Analysis

Temple Mount Attack Raises Tensions Between Israel's Muslim, Druze Communities

Killing of two Druze police officers by three Muslim gunmen at Al-Aqsa complex could set the two Arab groups on a collision course

Members of the Druze community in Israel pray next to the coffin of Border Policeman Kamil Shnaan in the Druze village of Hurfeish, northern Israel, July 14, 2017.
JALAA MAREY/AFP

The horrible bloodshed at the Al-Aqsa mosque compound on Friday morning joins a series of attacks the city of Jerusalem has seen over the past two years. What’s different about Friday’s attack was that it was perpetrated by three young Israeli Arabs – residents of Umm al-Fahm in northern Israel and members of one of the city’s largest and best-known clans. Friday’s attack became even more complex when it emerged that the two Border Policemen killed were members of Israel’s Druze community, residents of the villages of Maghar and Hurfeish in the Galilee.

The fact that the attackers were three young Israeli Muslims who killed two young Israeli Druze has raised concerns about the impact on the ties between the two communities, particularly in areas with mixed Muslim-Druze populations.

Anyone who has monitored the situation over the years can see that the conflict between the two communities has exacted a heavy price on both sides. The main variable that has entered the picture in recent years has been social media: Those who follow what has been written on these sites have to be concerned over a possible clash between the two groups.

Since Friday’s attack, some in the Druze community have condemned the attackers and their backgrounds. Simultaneously, some in the Arab community have expressed understanding toward the attack due to the fact the two policemen were serving “the occupation forces.” Mutual accusations were not long in coming.

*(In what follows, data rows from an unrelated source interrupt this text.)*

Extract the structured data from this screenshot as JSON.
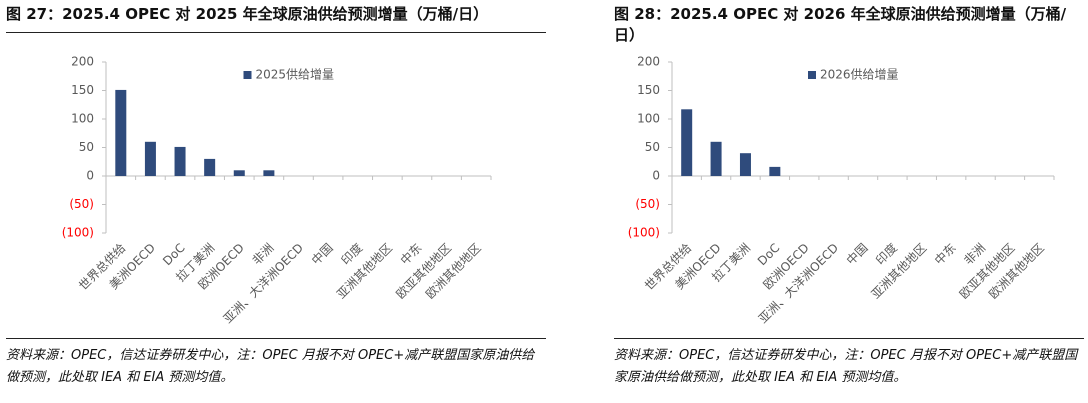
{
  "chart_data": [
    {
      "type": "bar",
      "title": "图 27：2025.4 OPEC 对 2025 年全球原油供给预测增量（万桶/日）",
      "categories": [
        "世界总供给",
        "美洲OECD",
        "DoC",
        "拉丁美洲",
        "欧洲OECD",
        "非洲",
        "亚洲、大洋洲OECD",
        "中国",
        "印度",
        "亚洲其他地区",
        "中东",
        "欧亚其他地区",
        "欧洲其他地区"
      ],
      "series": [
        {
          "name": "2025供给增量",
          "color": "#2f4b7c",
          "values": [
            151,
            60,
            51,
            30,
            10,
            10,
            0,
            0,
            0,
            0,
            0,
            0,
            0
          ]
        }
      ],
      "ylim": [
        -100,
        200
      ],
      "yticks": [
        {
          "value": -100,
          "label": "(100)"
        },
        {
          "value": -50,
          "label": "(50)"
        },
        0,
        50,
        100,
        150,
        200
      ],
      "negative_tick_color": "#ff0000",
      "legend": "upper center",
      "note": "资料来源：OPEC，信达证券研发中心，注：OPEC 月报不对 OPEC+减产联盟国家原油供给做预测，此处取 IEA 和 EIA 预测均值。"
    },
    {
      "type": "bar",
      "title": "图 28：2025.4 OPEC 对 2026 年全球原油供给预测增量（万桶/日）",
      "categories": [
        "世界总供给",
        "美洲OECD",
        "拉丁美洲",
        "DoC",
        "欧洲OECD",
        "亚洲、大洋洲OECD",
        "中国",
        "印度",
        "亚洲其他地区",
        "中东",
        "非洲",
        "欧亚其他地区",
        "欧洲其他地区"
      ],
      "series": [
        {
          "name": "2026供给增量",
          "color": "#2f4b7c",
          "values": [
            117,
            60,
            40,
            16,
            0,
            0,
            0,
            0,
            0,
            0,
            0,
            0,
            0
          ]
        }
      ],
      "ylim": [
        -100,
        200
      ],
      "yticks": [
        {
          "value": -100,
          "label": "(100)"
        },
        {
          "value": -50,
          "label": "(50)"
        },
        0,
        50,
        100,
        150,
        200
      ],
      "negative_tick_color": "#ff0000",
      "legend": "upper center",
      "note": "资料来源：OPEC，信达证券研发中心，注：OPEC 月报不对 OPEC+减产联盟国家原油供给做预测，此处取 IEA 和 EIA 预测均值。"
    }
  ]
}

Since the attack, two stun grenades have been thrown at two mosques and shots were fired at a third mosque in the northern village of Maghar, which is where one of the victims of Friday's attack lived. 

The Higher Arab Monitoring Committee issued a statement opposing the use of weapons and violence, noting that the position of the Arab public is that only nonviolent efforts are legitimate. But it also warned of the consequences of the attack and its exploitation by the Israeli government.

At the same time, the Joint List (a mostly Arab alliance of several political parties) failed to arrive at a single, uniform statement following the attack. The parties instead issued separate statements that highlighted two principles: First, they stressed the need of Arab citizens of Israel to adhere to the policy and strategy that has had the support of a decisive majority among them since Israel’s establishment – one in support of a popular political struggle within the bounds of the law. Secondly, they warned of the Israeli government’s messianic, extremist, right-wing policies that support the occupation and which, with their emphasis on Jerusalem, are turning the conflict into a religious one.

Some in the Druze community criticized this response, seeing it as lukewarm and failing to really condemn the killing of the two Druze policemen.

Putting aside the reactions and attempts by Israeli politicians and media figures to create a schism in Israeli Arab society or to put the Israeli citizenship of the country’s Arabs to a loyalty test again, the country’s Arabs – including members of the Druze community – have to understand that the Al-Aqsa attack was the result of a decades-long violent conflict. It was not a spur-of-the-moment incident, or a personal dispute between the attackers and the Druze officers.

It’s also important to note that the influence the country’s Muslim and Druze communities exert over Israel's strategy toward ending the conflict is minor, perhaps even negligible, and despite all of the pain, blood will continue to be shed as long as the country pursues policies that feed the strife, perpetuating it and exacerbating religious friction.

Arab and Druze leaders must not fall into the trap that is being laid for them, which leads to a dangerous communal fight within Arab society. Instead, they must focus their efforts on pressing the Israeli public and leadership, as well as the international community, to secure an agreement that would ensure the status of the Al-Aqsa Mosque and preserve the freedom of worship and the status quo. Otherwise, expressions of hate, challenges to the heritage and faith of each side, and increased sectarianism will only feed the conflict and create further bloodshed.